The game and its visibility have benefited from the development of the budding gaming industry in Serbia, especially of Belgrade-based Nordeus whose “Top Eleven” football management game was a huge success, and who supported Demagog by providing contacts and advice.

“What is good [in Serbia’s gaming industry] is that people are working together. The reason why people are helping each other is that there is money in the foreign market, so they are in direct competition. [That is very] unlike the local arts scene where everyone is fighting for state grants,” he notes.

Nevertheless, Simic still thinks the local gaming industry has some way to go before it can take over the international scene, despite its competitive advantage of cheap programmers and the increasing international availability of tools.

“I don’t see real drive or innovation in Serbia to make good use of new technologies.
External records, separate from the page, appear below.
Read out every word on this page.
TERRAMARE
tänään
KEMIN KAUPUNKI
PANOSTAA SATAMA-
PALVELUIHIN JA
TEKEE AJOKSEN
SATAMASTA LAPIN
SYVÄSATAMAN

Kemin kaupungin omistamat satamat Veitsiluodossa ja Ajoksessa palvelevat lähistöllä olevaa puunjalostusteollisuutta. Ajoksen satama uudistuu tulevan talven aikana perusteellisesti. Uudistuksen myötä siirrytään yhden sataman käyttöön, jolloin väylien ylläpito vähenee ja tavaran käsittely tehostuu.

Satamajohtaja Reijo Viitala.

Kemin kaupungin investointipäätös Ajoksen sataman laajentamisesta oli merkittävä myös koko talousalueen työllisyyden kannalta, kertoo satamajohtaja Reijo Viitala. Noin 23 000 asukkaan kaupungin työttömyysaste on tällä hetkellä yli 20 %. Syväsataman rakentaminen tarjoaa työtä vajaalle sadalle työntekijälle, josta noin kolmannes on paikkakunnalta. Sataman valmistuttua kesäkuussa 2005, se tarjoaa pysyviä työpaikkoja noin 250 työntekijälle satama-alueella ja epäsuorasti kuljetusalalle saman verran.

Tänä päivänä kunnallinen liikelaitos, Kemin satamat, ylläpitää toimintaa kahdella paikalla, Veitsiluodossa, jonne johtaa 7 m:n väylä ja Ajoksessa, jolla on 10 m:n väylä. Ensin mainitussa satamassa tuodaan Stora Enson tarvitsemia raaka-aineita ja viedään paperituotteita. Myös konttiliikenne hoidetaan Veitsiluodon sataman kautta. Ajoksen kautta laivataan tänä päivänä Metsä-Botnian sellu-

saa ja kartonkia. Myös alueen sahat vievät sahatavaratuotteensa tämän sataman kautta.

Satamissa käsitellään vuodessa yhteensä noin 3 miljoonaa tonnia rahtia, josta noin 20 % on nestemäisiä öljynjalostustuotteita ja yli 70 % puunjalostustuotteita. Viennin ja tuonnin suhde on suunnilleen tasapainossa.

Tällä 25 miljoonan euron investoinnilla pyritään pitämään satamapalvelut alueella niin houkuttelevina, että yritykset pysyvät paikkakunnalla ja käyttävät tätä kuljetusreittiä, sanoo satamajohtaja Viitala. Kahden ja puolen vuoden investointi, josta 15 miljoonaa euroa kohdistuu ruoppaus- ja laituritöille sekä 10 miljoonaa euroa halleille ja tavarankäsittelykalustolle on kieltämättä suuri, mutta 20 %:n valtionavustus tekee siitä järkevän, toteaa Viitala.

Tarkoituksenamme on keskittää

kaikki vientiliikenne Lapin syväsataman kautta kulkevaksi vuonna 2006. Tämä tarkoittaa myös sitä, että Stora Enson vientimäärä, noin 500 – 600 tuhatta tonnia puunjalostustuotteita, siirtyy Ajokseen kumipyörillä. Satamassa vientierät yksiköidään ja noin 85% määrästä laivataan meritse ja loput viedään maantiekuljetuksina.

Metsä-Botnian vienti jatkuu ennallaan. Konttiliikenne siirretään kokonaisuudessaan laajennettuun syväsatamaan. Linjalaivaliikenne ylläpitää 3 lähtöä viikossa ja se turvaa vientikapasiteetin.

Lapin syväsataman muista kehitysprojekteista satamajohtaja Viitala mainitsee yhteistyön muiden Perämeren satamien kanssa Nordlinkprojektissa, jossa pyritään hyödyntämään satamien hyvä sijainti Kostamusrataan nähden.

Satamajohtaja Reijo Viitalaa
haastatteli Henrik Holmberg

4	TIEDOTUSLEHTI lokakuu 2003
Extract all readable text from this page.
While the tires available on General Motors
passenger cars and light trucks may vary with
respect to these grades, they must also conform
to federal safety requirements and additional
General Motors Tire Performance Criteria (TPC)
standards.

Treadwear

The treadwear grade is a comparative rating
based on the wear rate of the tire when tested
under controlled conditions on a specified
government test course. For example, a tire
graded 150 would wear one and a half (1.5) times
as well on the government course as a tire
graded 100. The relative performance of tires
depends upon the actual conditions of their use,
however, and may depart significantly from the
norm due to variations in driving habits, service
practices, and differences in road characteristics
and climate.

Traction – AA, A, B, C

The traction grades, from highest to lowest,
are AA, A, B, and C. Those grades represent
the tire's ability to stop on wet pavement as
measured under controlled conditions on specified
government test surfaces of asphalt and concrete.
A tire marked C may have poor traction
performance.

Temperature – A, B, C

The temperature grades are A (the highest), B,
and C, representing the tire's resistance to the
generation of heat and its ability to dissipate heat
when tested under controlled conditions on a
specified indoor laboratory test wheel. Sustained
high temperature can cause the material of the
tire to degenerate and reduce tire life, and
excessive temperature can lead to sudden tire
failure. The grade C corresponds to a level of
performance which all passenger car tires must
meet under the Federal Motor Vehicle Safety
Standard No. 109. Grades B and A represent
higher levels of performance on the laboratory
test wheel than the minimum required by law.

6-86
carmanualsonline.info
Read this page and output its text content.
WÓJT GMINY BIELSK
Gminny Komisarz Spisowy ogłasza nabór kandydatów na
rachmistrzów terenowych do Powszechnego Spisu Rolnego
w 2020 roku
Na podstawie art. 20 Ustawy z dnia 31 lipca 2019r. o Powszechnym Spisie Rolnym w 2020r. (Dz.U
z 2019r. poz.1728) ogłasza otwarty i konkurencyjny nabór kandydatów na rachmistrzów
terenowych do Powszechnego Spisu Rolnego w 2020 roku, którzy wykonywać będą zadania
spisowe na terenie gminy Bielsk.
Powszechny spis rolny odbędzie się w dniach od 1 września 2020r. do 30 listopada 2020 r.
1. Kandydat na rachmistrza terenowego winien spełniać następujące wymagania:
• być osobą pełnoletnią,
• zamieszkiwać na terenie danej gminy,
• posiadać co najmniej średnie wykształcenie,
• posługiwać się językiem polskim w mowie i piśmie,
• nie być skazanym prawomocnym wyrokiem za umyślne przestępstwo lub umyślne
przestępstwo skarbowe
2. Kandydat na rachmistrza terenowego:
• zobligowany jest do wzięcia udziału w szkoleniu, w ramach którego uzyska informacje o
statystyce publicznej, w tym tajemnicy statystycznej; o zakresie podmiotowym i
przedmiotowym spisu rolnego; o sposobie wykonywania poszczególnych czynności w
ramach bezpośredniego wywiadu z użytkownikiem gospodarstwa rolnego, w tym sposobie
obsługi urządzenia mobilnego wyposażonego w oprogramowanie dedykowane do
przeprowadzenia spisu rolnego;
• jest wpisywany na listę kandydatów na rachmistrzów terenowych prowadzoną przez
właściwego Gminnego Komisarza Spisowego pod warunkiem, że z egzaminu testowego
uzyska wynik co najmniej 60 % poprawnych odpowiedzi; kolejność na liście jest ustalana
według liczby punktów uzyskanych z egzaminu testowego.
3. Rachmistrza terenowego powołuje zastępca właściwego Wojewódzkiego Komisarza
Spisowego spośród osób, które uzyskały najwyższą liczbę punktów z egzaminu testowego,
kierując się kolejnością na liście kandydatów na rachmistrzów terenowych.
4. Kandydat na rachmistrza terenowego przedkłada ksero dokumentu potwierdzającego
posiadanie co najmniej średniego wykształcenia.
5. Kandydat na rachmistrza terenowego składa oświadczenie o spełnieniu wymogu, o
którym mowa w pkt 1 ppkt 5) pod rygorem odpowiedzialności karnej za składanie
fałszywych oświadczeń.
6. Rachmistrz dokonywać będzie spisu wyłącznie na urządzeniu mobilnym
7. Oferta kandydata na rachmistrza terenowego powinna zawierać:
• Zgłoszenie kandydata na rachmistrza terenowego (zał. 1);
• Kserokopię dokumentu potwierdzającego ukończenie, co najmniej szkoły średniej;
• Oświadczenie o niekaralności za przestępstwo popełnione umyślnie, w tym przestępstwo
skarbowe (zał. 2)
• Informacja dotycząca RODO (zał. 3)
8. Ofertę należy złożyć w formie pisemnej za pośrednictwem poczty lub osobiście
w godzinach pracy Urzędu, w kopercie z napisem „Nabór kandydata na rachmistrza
Although we are open [to them], the mind-set is not international enough. The easy availability of tools is not a guarantee [of success] because the rest of the world is marching on in other areas,” he warns.

Nevertheless, Simic is determined to continue pursuing his gaming, film and art ambitions concurrently.

He recently developed a new film, which is inspired by a Balkan myth about a woman immured during the building of the city of Shkodra in Albania.

However, after that, he plans to expand his use of popular media and games, as he sees them as the best way to reach greater audiences.

“We live in a time of flux. One YouTube clip can have a larger cultural significance than a feature film. One can argue that Moonlight had less cultural impact [on American culture] than Childish Gambino’s ‘This is America’.

“The hierarchy of the media is changing. Maybe we should not expect much innovation is what is called ‘high art’. Maybe the new of role of art is to decode popular culture,” he says.

He is also adamant that there is a role for more artists in gaming.“There is a lot of space for experimentation. [In the gaming industry] are people who are too much into gaming and lack other experiences. The influence of people who are traditionally outside this core can be beneficial for creating new forms… some of which are even close to art,” he concludes.